TEHERAN: Les bases américaines ne sont désormais plus protégées par les pays du Golfe, a estimé mardi le guide suprême iranien Mojtaba Khamenei, dans une déclaration écrite diffusée par la télévision d'Etat.

"Il est certain qu'il n'y aura pas de retour en arrière et que les nations et territoires de la région ne serviront plus de boucliers aux bases américaines", a déclaré Mojtaba Khamenei, qui n'est pas apparu en public depuis sa prise de fonction début mars.

"Les Etats-Unis, qui ne disposent plus d'aucun lieu sûr dans la région pour mener une agression et établir des bases militaires, s'éloignent chaque jour davantage de leur ancien statut", a-t-il ajouté dans ce message publié à l'occasion de la fête musulmane de l'Aïd al-Adha.

Ces déclarations surviennent alors que l'Iran et les Etats-Unis tentent de parvenir à un accord pour mettre fin à la guerre qui a débuté le 28 février et s'est étendue à toute la région, avant l'entrée en vigueur d'un fragile cessez-le-feu le 8 avril.

L'Iran avait fait état de progrès lundi tout en prévenant qu'un accord n'était pas imminent, les positions des deux parties restant éloignées.

Dans le même temps, le commandement américain pour le Moyen-Orient (Centcom) a annoncé avoir frappé des sites de lancement de missiles dans le sud de l'Iran, portant un coup au processus diplomatique.

L'Iran n'a pas officiellement confirmé l'attaque américaine, mais les médias d'Etat ont rapporté des explosions dans la ville portuaire de Bandar Abbas, et annoncé qu'une enquête était en cours pour en déterminer l'origine.

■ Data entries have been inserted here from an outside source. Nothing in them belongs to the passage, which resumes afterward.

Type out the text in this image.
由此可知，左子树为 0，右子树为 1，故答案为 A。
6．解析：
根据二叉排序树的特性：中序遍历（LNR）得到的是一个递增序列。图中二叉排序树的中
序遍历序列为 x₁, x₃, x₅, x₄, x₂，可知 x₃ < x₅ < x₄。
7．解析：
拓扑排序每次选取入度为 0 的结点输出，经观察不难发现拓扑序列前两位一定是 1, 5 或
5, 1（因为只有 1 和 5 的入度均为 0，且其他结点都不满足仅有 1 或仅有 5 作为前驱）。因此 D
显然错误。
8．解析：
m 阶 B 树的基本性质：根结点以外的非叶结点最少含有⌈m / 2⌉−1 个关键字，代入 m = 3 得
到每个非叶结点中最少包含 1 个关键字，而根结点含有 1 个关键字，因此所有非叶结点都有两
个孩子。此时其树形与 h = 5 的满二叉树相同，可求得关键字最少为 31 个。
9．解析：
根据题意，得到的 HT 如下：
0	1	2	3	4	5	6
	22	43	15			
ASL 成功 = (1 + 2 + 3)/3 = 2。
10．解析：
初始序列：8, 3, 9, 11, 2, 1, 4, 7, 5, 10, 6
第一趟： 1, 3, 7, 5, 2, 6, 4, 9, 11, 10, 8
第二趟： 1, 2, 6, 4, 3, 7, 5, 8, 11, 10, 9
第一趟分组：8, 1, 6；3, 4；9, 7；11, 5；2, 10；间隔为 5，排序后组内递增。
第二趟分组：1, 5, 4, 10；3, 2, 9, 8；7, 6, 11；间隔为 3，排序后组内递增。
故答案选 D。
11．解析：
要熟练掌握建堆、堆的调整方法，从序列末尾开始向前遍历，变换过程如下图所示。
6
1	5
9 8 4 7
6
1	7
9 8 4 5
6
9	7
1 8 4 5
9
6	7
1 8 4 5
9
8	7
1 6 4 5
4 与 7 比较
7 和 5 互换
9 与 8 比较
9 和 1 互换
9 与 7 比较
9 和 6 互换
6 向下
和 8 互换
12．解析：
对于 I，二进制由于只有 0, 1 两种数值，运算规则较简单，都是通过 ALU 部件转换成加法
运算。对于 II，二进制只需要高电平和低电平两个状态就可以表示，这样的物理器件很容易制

Et mardi, les Gardiens de la Révolution iraniens ont affirmé avoir abattu un drone américain et tiré sur d'autres aéronefs tentant de pénétrer dans l'espace aérien du pays, sans préciser la date de ces incidents.

Dans un communiqué, ils ont mis en garde "contre toute violation du cessez-le-feu par l'armée américaine", affirmant disposer d'un "droit légitime et certain à riposter".

Mojtaba Khamenei, 56 ans, a succédé à son père Ali Khamenei, tué au premier jour des frappes américano-israéliennes le 28 février, ce qui a déclenché des représailles de Téhéran dans toute la région.